あっというまに今年も12月。外食の機会が増える時期だが、会食の幹事やデートをエスコートする側になると、悩ましいのが店選び。いまや情報源が多すぎて、逆に悩んでしまうことも多いのでは?

そんななか、グルメ・レストランサイト「ヒトサラ」が、今年5月からユニークな新サービスを始めた。それが「シェフがオススメするお店」。その名のとおり、シェフたちが自分のお気に入りのお店を紹介してくれるのだ。サービスに参加しているシェフは約2900人、オススメされている店舗数は3400軒以上にのぼる(※2015年12月現在)。

複数のシェフからオススメされている店などは、まず間違いなく美味しそうだが、シェフにとって他の料理店というのは、いわばライバルでもあるはず。実名でオススメすることに抵抗はないのだろうか?

そこで、同サービスを手がけるヒトサラ編集長の小西克博さんとUSEN集客支援事業部事業部長の成内英介さん、さらにサービスにシェフとして参加している東京・代々木上原のフレンチ「セララバアド」のオーナーシェフ橋本宏一さんに、話を聞いてきた(以下敬称略)。



――シェフとして実名で他店を紹介することに抵抗はなかったですか?



橋本シェフ:とくになかったですね(笑)。自分が好きな知り合いのお店や実際に食べに行って感動した店などを紹介しています。

成内:このように、みなさん快諾してくれますね。業界を盛り上げていこうという意識もあるのかもしれません。また、本当にいい店をすすめているシェフはファンも増え、結果その店が繁盛するという好循環も期待できます。

小西:我々もお店に行ってシェフと仲良くなったりすると、「ちょっと蕎麦屋でオススメない?」なんて訊いたりしませんか。そんな感覚です。

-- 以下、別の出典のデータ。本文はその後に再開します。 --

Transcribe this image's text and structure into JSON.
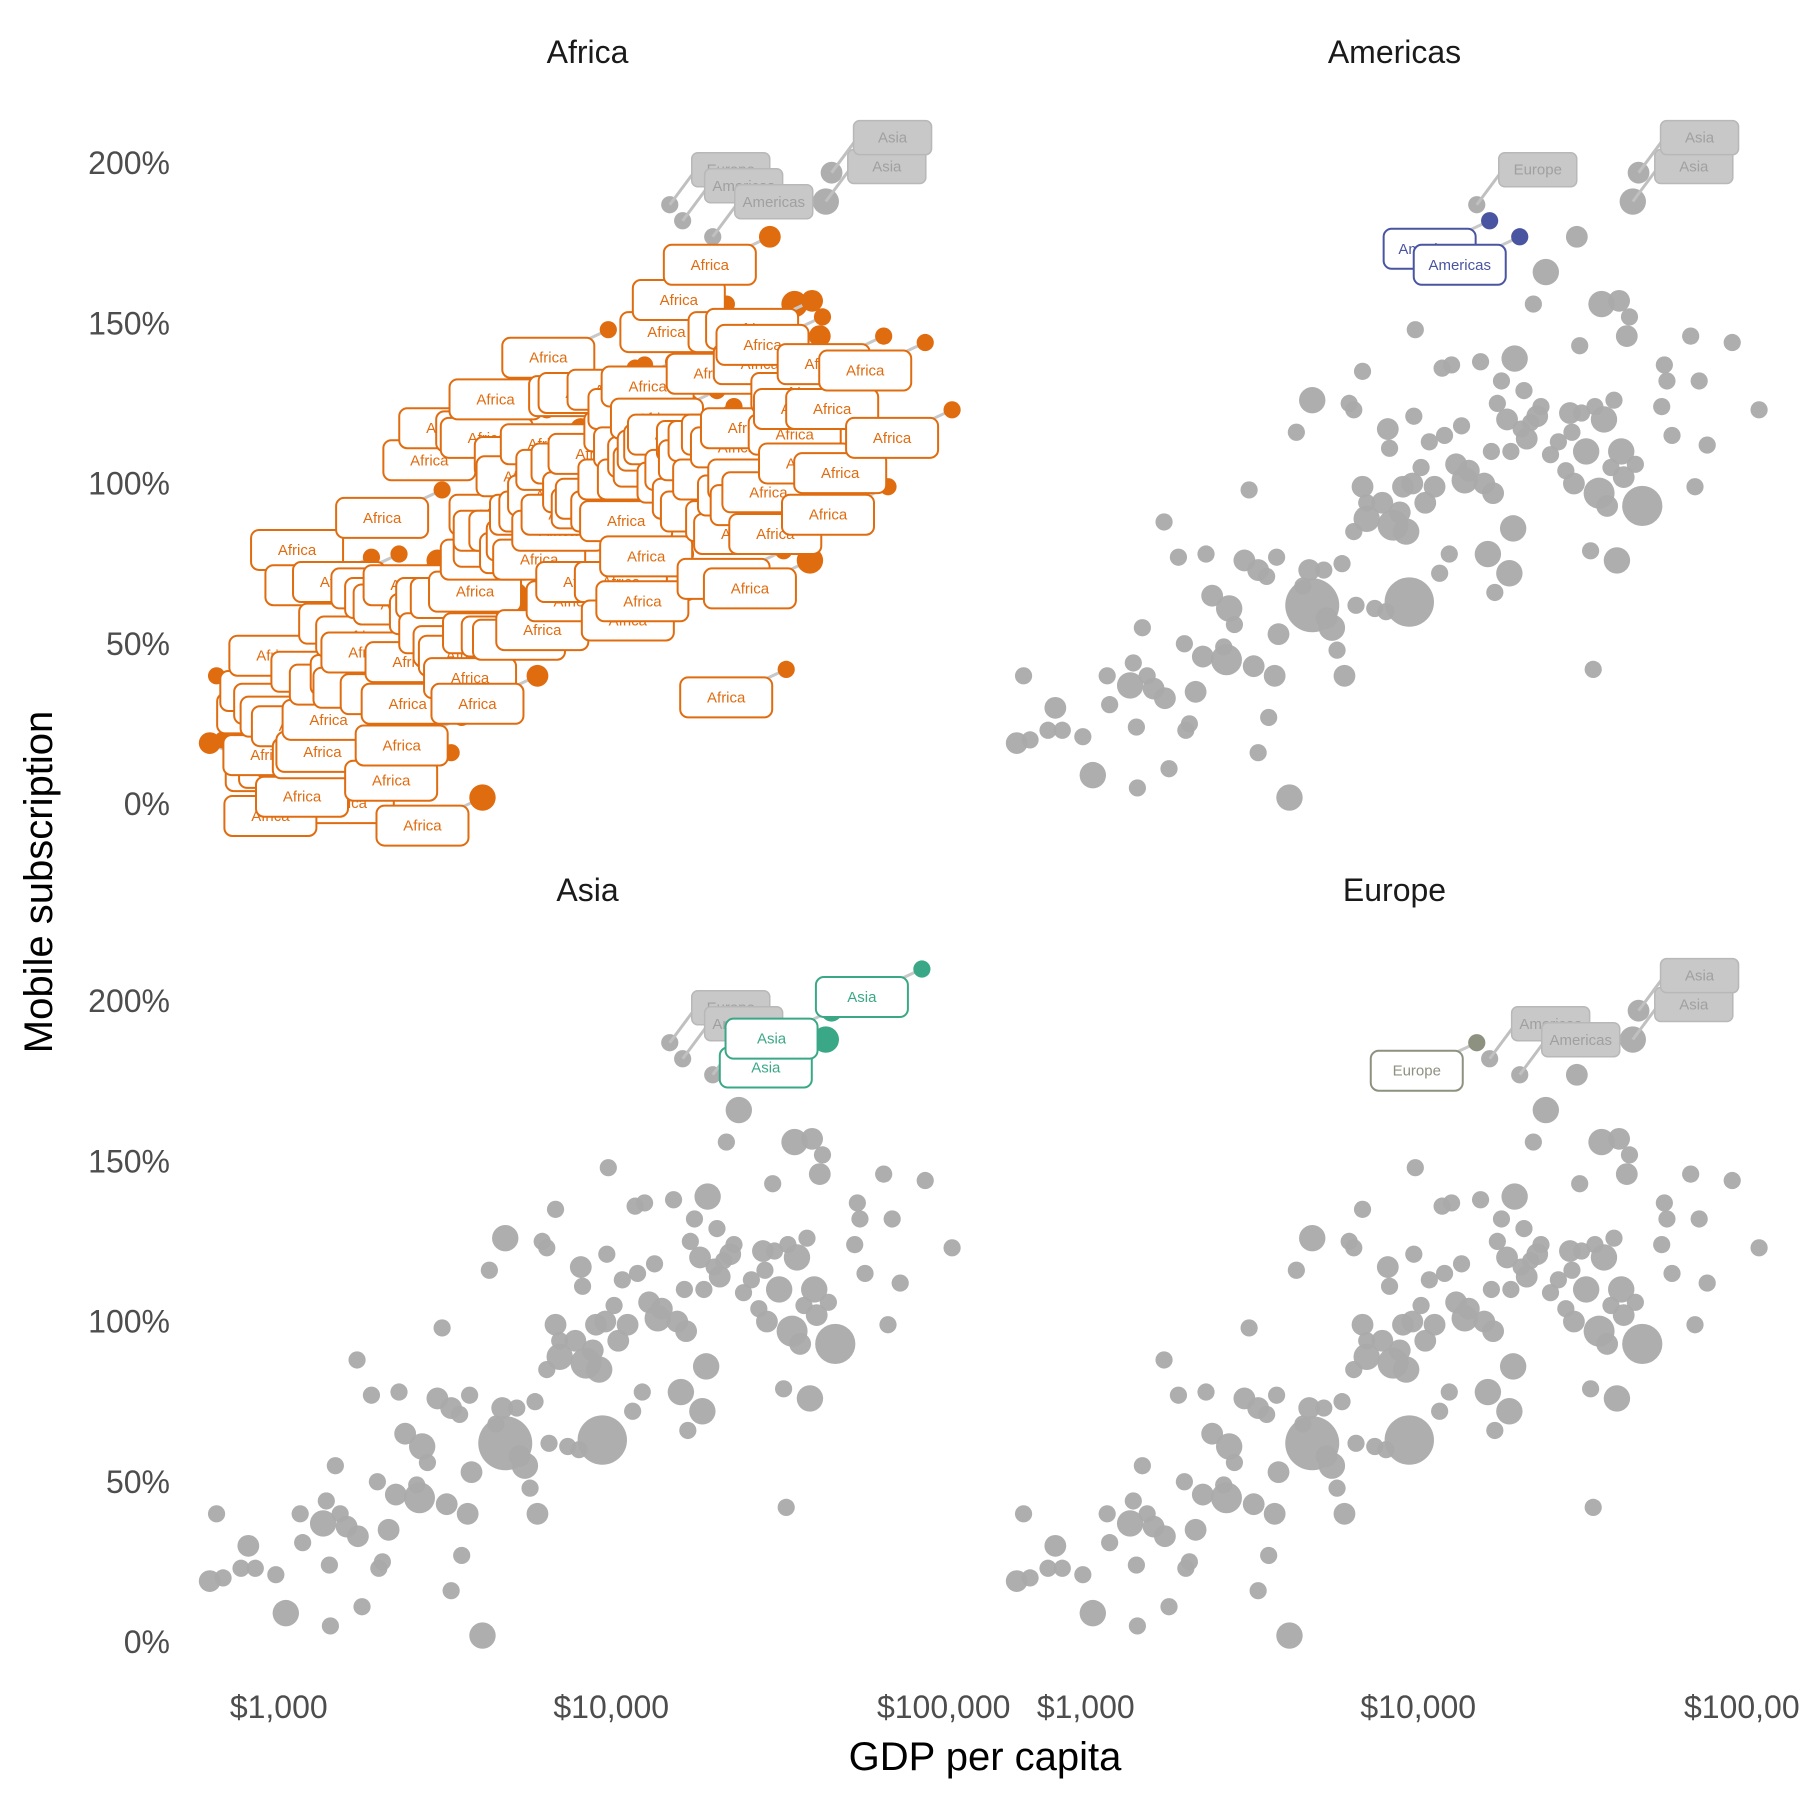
{
  "chart_data": {
    "type": "scatter",
    "title": "",
    "xlabel": "GDP per capita",
    "ylabel": "Mobile subscription",
    "xscale": "log",
    "xlim": [
      600,
      120000
    ],
    "ylim": [
      -5,
      215
    ],
    "x_ticks": [
      {
        "value": 1000,
        "label": "$1,000"
      },
      {
        "value": 10000,
        "label": "$10,000"
      },
      {
        "value": 100000,
        "label": "$100,000"
      }
    ],
    "y_ticks": [
      {
        "value": 0,
        "label": "0%"
      },
      {
        "value": 50,
        "label": "50%"
      },
      {
        "value": 100,
        "label": "100%"
      },
      {
        "value": 150,
        "label": "150%"
      },
      {
        "value": 200,
        "label": "200%"
      }
    ],
    "grid": false,
    "legend": "none",
    "colors": {
      "background_points": "#aaaaaa",
      "label_box_fill": "#c8c8c8",
      "label_box_stroke": "#b8b8b8",
      "label_text_muted": "#a0a0a0",
      "Africa": "#e06c10",
      "Americas": "#4a55a2",
      "Asia": "#3aa886",
      "Europe": "#8d9180"
    },
    "panels": [
      "Africa",
      "Americas",
      "Asia",
      "Europe"
    ],
    "highlight_labels": {
      "Africa": "Africa",
      "Americas": "Americas",
      "Asia": "Asia",
      "Europe": "Europe"
    },
    "points": [
      {
        "x": 620,
        "y": 19,
        "size": 3,
        "region": "Africa"
      },
      {
        "x": 680,
        "y": 20,
        "size": 2,
        "region": "Africa"
      },
      {
        "x": 650,
        "y": 40,
        "size": 2,
        "region": "Africa"
      },
      {
        "x": 770,
        "y": 23,
        "size": 2,
        "region": "Africa"
      },
      {
        "x": 850,
        "y": 23,
        "size": 2,
        "region": "Africa"
      },
      {
        "x": 810,
        "y": 30,
        "size": 3,
        "region": "Africa"
      },
      {
        "x": 980,
        "y": 21,
        "size": 2,
        "region": "Africa"
      },
      {
        "x": 1050,
        "y": 9,
        "size": 4,
        "region": "Africa"
      },
      {
        "x": 1160,
        "y": 40,
        "size": 2,
        "region": "Africa"
      },
      {
        "x": 1180,
        "y": 31,
        "size": 2,
        "region": "Africa"
      },
      {
        "x": 1360,
        "y": 37,
        "size": 4,
        "region": "Africa"
      },
      {
        "x": 1390,
        "y": 44,
        "size": 2,
        "region": "Africa"
      },
      {
        "x": 1420,
        "y": 24,
        "size": 2,
        "region": "Africa"
      },
      {
        "x": 1430,
        "y": 5,
        "size": 2,
        "region": "Africa"
      },
      {
        "x": 1480,
        "y": 55,
        "size": 2,
        "region": "Africa"
      },
      {
        "x": 1530,
        "y": 40,
        "size": 2,
        "region": "Africa"
      },
      {
        "x": 1600,
        "y": 36,
        "size": 3,
        "region": "Africa"
      },
      {
        "x": 1720,
        "y": 88,
        "size": 2,
        "region": "Africa"
      },
      {
        "x": 1730,
        "y": 33,
        "size": 3,
        "region": "Africa"
      },
      {
        "x": 1780,
        "y": 11,
        "size": 2,
        "region": "Africa"
      },
      {
        "x": 1900,
        "y": 77,
        "size": 2,
        "region": "Africa"
      },
      {
        "x": 1980,
        "y": 50,
        "size": 2,
        "region": "Africa"
      },
      {
        "x": 2000,
        "y": 23,
        "size": 2,
        "region": "Africa"
      },
      {
        "x": 2050,
        "y": 25,
        "size": 2,
        "region": "Africa"
      },
      {
        "x": 2140,
        "y": 35,
        "size": 3,
        "region": "Africa"
      },
      {
        "x": 2250,
        "y": 46,
        "size": 3,
        "region": "Africa"
      },
      {
        "x": 2300,
        "y": 78,
        "size": 2,
        "region": "Africa"
      },
      {
        "x": 2400,
        "y": 65,
        "size": 3,
        "region": "Africa"
      },
      {
        "x": 2600,
        "y": 49,
        "size": 2,
        "region": "Africa"
      },
      {
        "x": 2650,
        "y": 45,
        "size": 5,
        "region": "Africa"
      },
      {
        "x": 2700,
        "y": 61,
        "size": 4,
        "region": "Africa"
      },
      {
        "x": 2800,
        "y": 56,
        "size": 2,
        "region": "Africa"
      },
      {
        "x": 3000,
        "y": 76,
        "size": 3,
        "region": "Africa"
      },
      {
        "x": 3100,
        "y": 98,
        "size": 2,
        "region": "Africa"
      },
      {
        "x": 3200,
        "y": 43,
        "size": 3,
        "region": "Africa"
      },
      {
        "x": 3300,
        "y": 73,
        "size": 3,
        "region": "Africa"
      },
      {
        "x": 3300,
        "y": 16,
        "size": 2,
        "region": "Africa"
      },
      {
        "x": 3500,
        "y": 71,
        "size": 2,
        "region": "Africa"
      },
      {
        "x": 3550,
        "y": 27,
        "size": 2,
        "region": "Africa"
      },
      {
        "x": 3700,
        "y": 40,
        "size": 3,
        "region": "Africa"
      },
      {
        "x": 3750,
        "y": 77,
        "size": 2,
        "region": "Africa"
      },
      {
        "x": 3800,
        "y": 53,
        "size": 3,
        "region": "Africa"
      },
      {
        "x": 4100,
        "y": 2,
        "size": 4,
        "region": "Africa"
      },
      {
        "x": 4300,
        "y": 116,
        "size": 2,
        "region": "Africa"
      },
      {
        "x": 4500,
        "y": 68,
        "size": 2,
        "region": "Africa"
      },
      {
        "x": 4700,
        "y": 73,
        "size": 3,
        "region": "Africa"
      },
      {
        "x": 4800,
        "y": 126,
        "size": 4,
        "region": "Africa"
      },
      {
        "x": 4800,
        "y": 62,
        "size": 10,
        "region": "Africa"
      },
      {
        "x": 5200,
        "y": 73,
        "size": 2,
        "region": "Africa"
      },
      {
        "x": 5300,
        "y": 58,
        "size": 3,
        "region": "Africa"
      },
      {
        "x": 5500,
        "y": 55,
        "size": 4,
        "region": "Africa"
      },
      {
        "x": 5700,
        "y": 48,
        "size": 2,
        "region": "Africa"
      },
      {
        "x": 5900,
        "y": 75,
        "size": 2,
        "region": "Africa"
      },
      {
        "x": 6000,
        "y": 40,
        "size": 3,
        "region": "Africa"
      },
      {
        "x": 6200,
        "y": 125,
        "size": 2,
        "region": "Africa"
      },
      {
        "x": 6400,
        "y": 85,
        "size": 2,
        "region": "Africa"
      },
      {
        "x": 6400,
        "y": 123,
        "size": 2,
        "region": "Africa"
      },
      {
        "x": 6500,
        "y": 62,
        "size": 2,
        "region": "Africa"
      },
      {
        "x": 6800,
        "y": 135,
        "size": 2,
        "region": "Africa"
      },
      {
        "x": 6800,
        "y": 99,
        "size": 3,
        "region": "Africa"
      },
      {
        "x": 7000,
        "y": 89,
        "size": 4,
        "region": "Africa"
      },
      {
        "x": 7000,
        "y": 94,
        "size": 2,
        "region": "Africa"
      },
      {
        "x": 7400,
        "y": 61,
        "size": 2,
        "region": "Africa"
      },
      {
        "x": 7800,
        "y": 94,
        "size": 3,
        "region": "Africa"
      },
      {
        "x": 8000,
        "y": 60,
        "size": 2,
        "region": "Africa"
      },
      {
        "x": 8100,
        "y": 117,
        "size": 3,
        "region": "Africa"
      },
      {
        "x": 8200,
        "y": 111,
        "size": 2,
        "region": "Africa"
      },
      {
        "x": 8400,
        "y": 87,
        "size": 5,
        "region": "Africa"
      },
      {
        "x": 8800,
        "y": 91,
        "size": 3,
        "region": "Africa"
      },
      {
        "x": 9000,
        "y": 99,
        "size": 3,
        "region": "Africa"
      },
      {
        "x": 9200,
        "y": 85,
        "size": 4,
        "region": "Africa"
      },
      {
        "x": 9400,
        "y": 63,
        "size": 9,
        "region": "Africa"
      },
      {
        "x": 9600,
        "y": 100,
        "size": 3,
        "region": "Africa"
      },
      {
        "x": 9700,
        "y": 121,
        "size": 2,
        "region": "Africa"
      },
      {
        "x": 9800,
        "y": 148,
        "size": 2,
        "region": "Africa"
      },
      {
        "x": 10200,
        "y": 105,
        "size": 2,
        "region": "Africa"
      },
      {
        "x": 10500,
        "y": 94,
        "size": 3,
        "region": "Africa"
      },
      {
        "x": 10800,
        "y": 113,
        "size": 2,
        "region": "Africa"
      },
      {
        "x": 11200,
        "y": 99,
        "size": 3,
        "region": "Africa"
      },
      {
        "x": 11600,
        "y": 72,
        "size": 2,
        "region": "Africa"
      },
      {
        "x": 11800,
        "y": 136,
        "size": 2,
        "region": "Africa"
      },
      {
        "x": 12000,
        "y": 115,
        "size": 2,
        "region": "Africa"
      },
      {
        "x": 12400,
        "y": 78,
        "size": 2,
        "region": "Africa"
      },
      {
        "x": 12600,
        "y": 137,
        "size": 2,
        "region": "Africa"
      },
      {
        "x": 13000,
        "y": 106,
        "size": 3,
        "region": "Africa"
      },
      {
        "x": 13500,
        "y": 118,
        "size": 2,
        "region": "Africa"
      },
      {
        "x": 13800,
        "y": 101,
        "size": 4,
        "region": "Africa"
      },
      {
        "x": 14200,
        "y": 104,
        "size": 3,
        "region": "Africa"
      },
      {
        "x": 15000,
        "y": 187,
        "size": 2,
        "region": "Europe"
      },
      {
        "x": 15400,
        "y": 138,
        "size": 2,
        "region": "Africa"
      },
      {
        "x": 15800,
        "y": 100,
        "size": 3,
        "region": "Africa"
      },
      {
        "x": 16200,
        "y": 78,
        "size": 4,
        "region": "Africa"
      },
      {
        "x": 16400,
        "y": 182,
        "size": 2,
        "region": "Americas"
      },
      {
        "x": 16600,
        "y": 110,
        "size": 2,
        "region": "Africa"
      },
      {
        "x": 16800,
        "y": 97,
        "size": 3,
        "region": "Africa"
      },
      {
        "x": 17000,
        "y": 66,
        "size": 2,
        "region": "Africa"
      },
      {
        "x": 17300,
        "y": 125,
        "size": 2,
        "region": "Africa"
      },
      {
        "x": 17800,
        "y": 132,
        "size": 2,
        "region": "Africa"
      },
      {
        "x": 18500,
        "y": 120,
        "size": 3,
        "region": "Africa"
      },
      {
        "x": 18800,
        "y": 72,
        "size": 4,
        "region": "Africa"
      },
      {
        "x": 19000,
        "y": 110,
        "size": 2,
        "region": "Africa"
      },
      {
        "x": 19300,
        "y": 86,
        "size": 4,
        "region": "Africa"
      },
      {
        "x": 19500,
        "y": 139,
        "size": 4,
        "region": "Africa"
      },
      {
        "x": 20200,
        "y": 177,
        "size": 2,
        "region": "Americas"
      },
      {
        "x": 20400,
        "y": 117,
        "size": 2,
        "region": "Africa"
      },
      {
        "x": 20800,
        "y": 129,
        "size": 2,
        "region": "Africa"
      },
      {
        "x": 21200,
        "y": 114,
        "size": 3,
        "region": "Africa"
      },
      {
        "x": 21800,
        "y": 119,
        "size": 2,
        "region": "Africa"
      },
      {
        "x": 22200,
        "y": 156,
        "size": 2,
        "region": "Africa"
      },
      {
        "x": 22800,
        "y": 121,
        "size": 3,
        "region": "Africa"
      },
      {
        "x": 23400,
        "y": 124,
        "size": 2,
        "region": "Africa"
      },
      {
        "x": 24200,
        "y": 166,
        "size": 4,
        "region": "Africa"
      },
      {
        "x": 25000,
        "y": 109,
        "size": 2,
        "region": "Africa"
      },
      {
        "x": 26400,
        "y": 113,
        "size": 2,
        "region": "Africa"
      },
      {
        "x": 27800,
        "y": 104,
        "size": 2,
        "region": "Africa"
      },
      {
        "x": 28600,
        "y": 122,
        "size": 3,
        "region": "Africa"
      },
      {
        "x": 29000,
        "y": 116,
        "size": 2,
        "region": "Africa"
      },
      {
        "x": 29400,
        "y": 100,
        "size": 3,
        "region": "Africa"
      },
      {
        "x": 30000,
        "y": 177,
        "size": 3,
        "region": "Africa"
      },
      {
        "x": 30600,
        "y": 143,
        "size": 2,
        "region": "Africa"
      },
      {
        "x": 31000,
        "y": 122,
        "size": 2,
        "region": "Africa"
      },
      {
        "x": 32000,
        "y": 110,
        "size": 4,
        "region": "Africa"
      },
      {
        "x": 33000,
        "y": 79,
        "size": 2,
        "region": "Africa"
      },
      {
        "x": 33600,
        "y": 42,
        "size": 2,
        "region": "Africa"
      },
      {
        "x": 34000,
        "y": 124,
        "size": 2,
        "region": "Africa"
      },
      {
        "x": 35000,
        "y": 97,
        "size": 5,
        "region": "Africa"
      },
      {
        "x": 35600,
        "y": 156,
        "size": 4,
        "region": "Africa"
      },
      {
        "x": 36200,
        "y": 120,
        "size": 4,
        "region": "Africa"
      },
      {
        "x": 37000,
        "y": 93,
        "size": 3,
        "region": "Africa"
      },
      {
        "x": 38000,
        "y": 105,
        "size": 2,
        "region": "Africa"
      },
      {
        "x": 38800,
        "y": 126,
        "size": 2,
        "region": "Africa"
      },
      {
        "x": 39600,
        "y": 76,
        "size": 4,
        "region": "Africa"
      },
      {
        "x": 40200,
        "y": 157,
        "size": 3,
        "region": "Africa"
      },
      {
        "x": 40800,
        "y": 110,
        "size": 4,
        "region": "Africa"
      },
      {
        "x": 41500,
        "y": 102,
        "size": 3,
        "region": "Africa"
      },
      {
        "x": 42400,
        "y": 146,
        "size": 3,
        "region": "Africa"
      },
      {
        "x": 43200,
        "y": 152,
        "size": 2,
        "region": "Africa"
      },
      {
        "x": 44200,
        "y": 188,
        "size": 4,
        "region": "Asia"
      },
      {
        "x": 45000,
        "y": 106,
        "size": 2,
        "region": "Africa"
      },
      {
        "x": 46000,
        "y": 197,
        "size": 3,
        "region": "Asia"
      },
      {
        "x": 47200,
        "y": 93,
        "size": 7,
        "region": "Africa"
      },
      {
        "x": 54000,
        "y": 124,
        "size": 2,
        "region": "Africa"
      },
      {
        "x": 55000,
        "y": 137,
        "size": 2,
        "region": "Africa"
      },
      {
        "x": 56000,
        "y": 132,
        "size": 2,
        "region": "Africa"
      },
      {
        "x": 58000,
        "y": 115,
        "size": 2,
        "region": "Africa"
      },
      {
        "x": 66000,
        "y": 146,
        "size": 2,
        "region": "Africa"
      },
      {
        "x": 68000,
        "y": 99,
        "size": 2,
        "region": "Africa"
      },
      {
        "x": 70000,
        "y": 132,
        "size": 2,
        "region": "Africa"
      },
      {
        "x": 74000,
        "y": 112,
        "size": 2,
        "region": "Africa"
      },
      {
        "x": 86000,
        "y": 210,
        "size": 2,
        "region": "Asia"
      },
      {
        "x": 88000,
        "y": 144,
        "size": 2,
        "region": "Africa"
      },
      {
        "x": 106000,
        "y": 123,
        "size": 2,
        "region": "Africa"
      }
    ]
  }
}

成内:デートや会食のとき、「口コミサイトの点数が良かったからこの店を選んだ」というよりは、「○○シェフが薦めている店なんだよ」といったほうが、話も盛り上がるのではないでしょうか。

――サービスを始めようと思ったきっかけは?
小西:もともとヒトサラのコンセプトは「料理人の顔が見える」こと。お客さんにとって安心・安全というのは、シェフの顔が見えることだったり、食材をどこで仕入れているかがわかることだったり、そういうところだと思います。

成内:そこで、まずは料理人の顔が見えるサイトとしてスタートしたのが3年前。さらに、もう1歩先に行こうと、プロのシェフがお店を薦めるサービスをはじめたのが、今年5月です。ちなみにアメリカにもシェフが他の店を評価した情報が閲覧できる「Chefs Feed」というアプリがあり、大人気なんですよ。

――橋本シェフの店選びの基準は?
橋本シェフ:やはり知り合いのシェフの店に行くことも多いですね。かつて一緒に働いたことがあるシェフなら久々に顔を見にいきたいし、最近はどういう料理を作っているのかも気になるので。



――それ以外のお店だと、みるポイントは?
橋本シェフ:国内なら使い勝手のよさ。価格と味のバランスや近所であるとか。あとは職業柄、クリエイティブかどうかとかも気にします。一度行って気に入ったら何度も同じところに行くタイプなので、カジュアルでフレンドリーな店のほうが好み。うちの店もカジュアルでフレンドリー。かしこまらずリラックスしてもらいたいので、テーブルクロスもなし、ドレスコードもありません。



――レストランを楽しむコツのようなものがあれば教えてください。
橋本シェフ:情報過多になりすぎず、ニュートラルな目線を持つのがよいと思います。最近はいろんな価値観があって、人それぞれちがう。美味しいか美味しくないだけじゃなく、楽しいか楽しくないかも大切です。店に食べに行くことで、季節やアート的なものとか、何かしら感じて、楽しめるのがいいと思います」

ちなみにヒトサラは2年前のスタート時に比べて、ページ閲覧数は約3倍に伸びているそう。「シェフがオススメするお店」以外にも子連れのランチにおすすめの100店を紹介する「こどものヒトサラ」など、いろいろな切り口でお店が紹介されている。忙しい年末、悩んだときはお店選びの参考にしてみては?